Mother Nature, in all her majesty, is greater than us and we need her more than she will ever need us. Photo by Mickey Conlon

It would do us well to ‘look higher’

By 
  • September 3, 2015

Conservation International has sponsored a series of videos that have become YouTube sensations. They feature famous actors — Harrison Ford, Kevin Spacey, Robert Redford and others — voicing different aspects of the natural world, from the ocean, to the rain forest, to redwood trees. The most striking is the one that presents Mother Nature herself, given voice by Julia Roberts.

They all have more or less the same message, that nature doesn’t give a fig for human beings, that it is far greater than we and it will outlast us.

Here are some highlights from the Mother’s speech: “I’ve been here for over four and a half billion years, 22,500 times longer than you; I don’t really need people, but people need me.” And, “I have fed species greater than you; and I have starved species greater than you.” And, “my oceans, my soil, my flowing streams, my forests — they all can take you or leave you.”

At first I thought, “just more tree-hugging extremism,” but the more I considered the videos, the more convinced I became that they are fundamentally right and actually serve to make a point of theological significance. That nature in all its splendour doesn’t care about human beings came home to me dramatically many years ago. I was standing in the surf off the coast of North Carolina, gazing out to sea and remarking how beautiful the vista was. I turned around to face the shore and a large wave knocked me off my feet. For a few alarming seconds I was pinned to the ocean floor. In a moment, it was over and I got back on my feet, but I was shaken. The sea, which had beguiled me with its beauty, turned on a dime and almost killed me.

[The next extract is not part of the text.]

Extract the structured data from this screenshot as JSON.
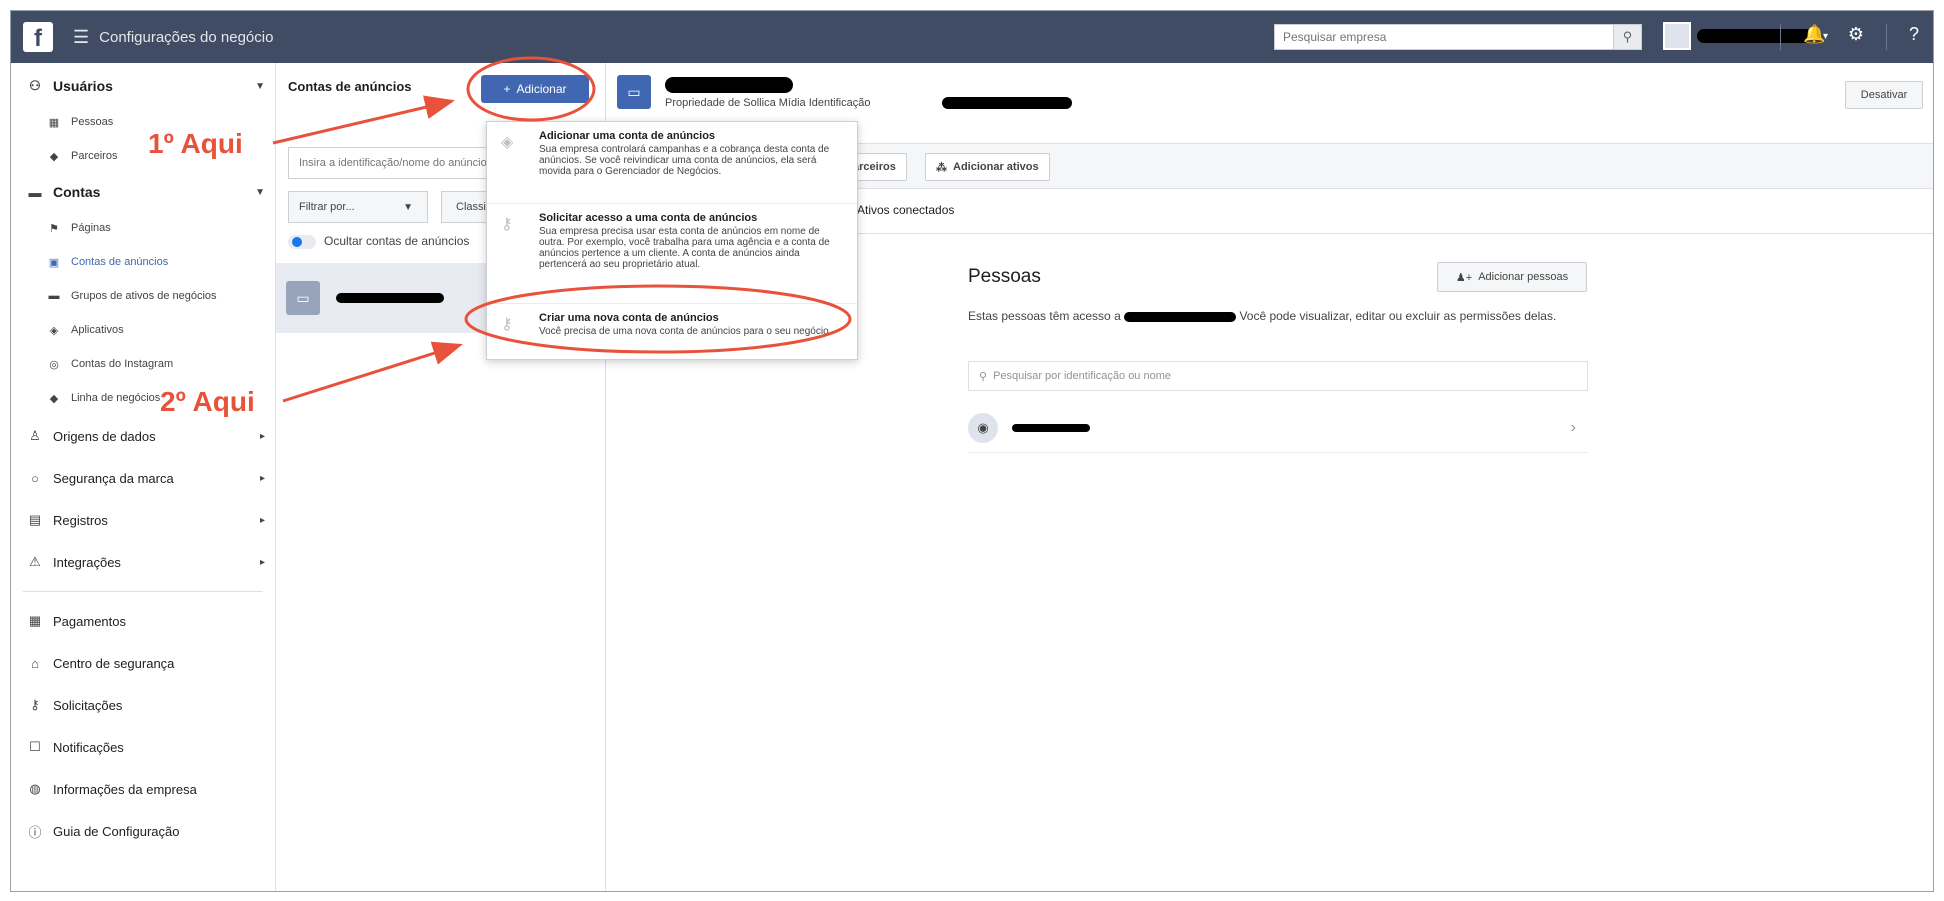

The ancients knew this truth and they expressed it in their mythology. The gods and goddesses of Greece, Rome and Babylon were basically personifications of the natural necessities: water, the sky, the mountain, the fertile earth, etc. Like the natural elements that they symbolized, these divine figures were fickle in the extreme. One minute, Poseidon smiles on you, the next minute he sinks your ship; Zeus is pleased with you, then he sends a thunderbolt to destroy you; Demeter can be a gentle mother, and Demeter can be an avenging enemy.

So it goes with the ocean, the weather, the soil. This is precisely why the worship of these natural necessities is such a dicey business.

Biblical religion represents something altogether new, a fact signalled in the opening verses of the book of Genesis, where it is emphatically stated that God creates Earth, sky, stars and planets, the animals that move upon Earth and the fishes that inhabit the ocean depths. All of these natural elements, at one time or another, have been worshipped as divine. So even as he celebrates them, the author of Genesis is effectively dethroning them, desacralizing them.

Nature is wonderful indeed, but it is not God. And the consistent biblical message is that this Creator God is not like the arbitrary and capricious gods of the ancient world. He is reliable, rock-like in His steadfast love, more dedicated to human beings than a mother is to her child.

The entire scriptural revelation comes to a climax with the claim, in the fourth chapter of John’s first letter, that God simply is love. St. Augustine celebrated this biblical departure from the ancient worship of nature in a lyrical and visionary passage in his Confessions. He imagines the natural elements coming before him, one by one. Each says to him, “Look higher,” and then, in a great chorus, they gesture toward God and then shout together, “He made us!”

As classical Christianity came to be questioned by some intellectual elites in the early modern period, the ancient worship of nature made an unhappy comeback. The return to the ancient sense of divinity is on particularly clear display in the “dark” and “light” sides of the Force that play such a vital role in George Lucas’s Star Wars films. Though it can be used for good or ill, the Force is finally as indifferent to human beings as is Mother Nature.

And this is why the Julia Roberts video functions as an effective antidote against all forms of nature worship. It vividly reminds us that when we make Mother Nature our ultimate concern, we are turning to an exceptionally cruel and unreliable lady. Though I don’t think this was her intention, Roberts is urging us to “look higher.”

(Barron is an auxiliary bishop-elect of the Archdiocese of Los Angeles and the founder of Word on Fire Catholic Ministries.)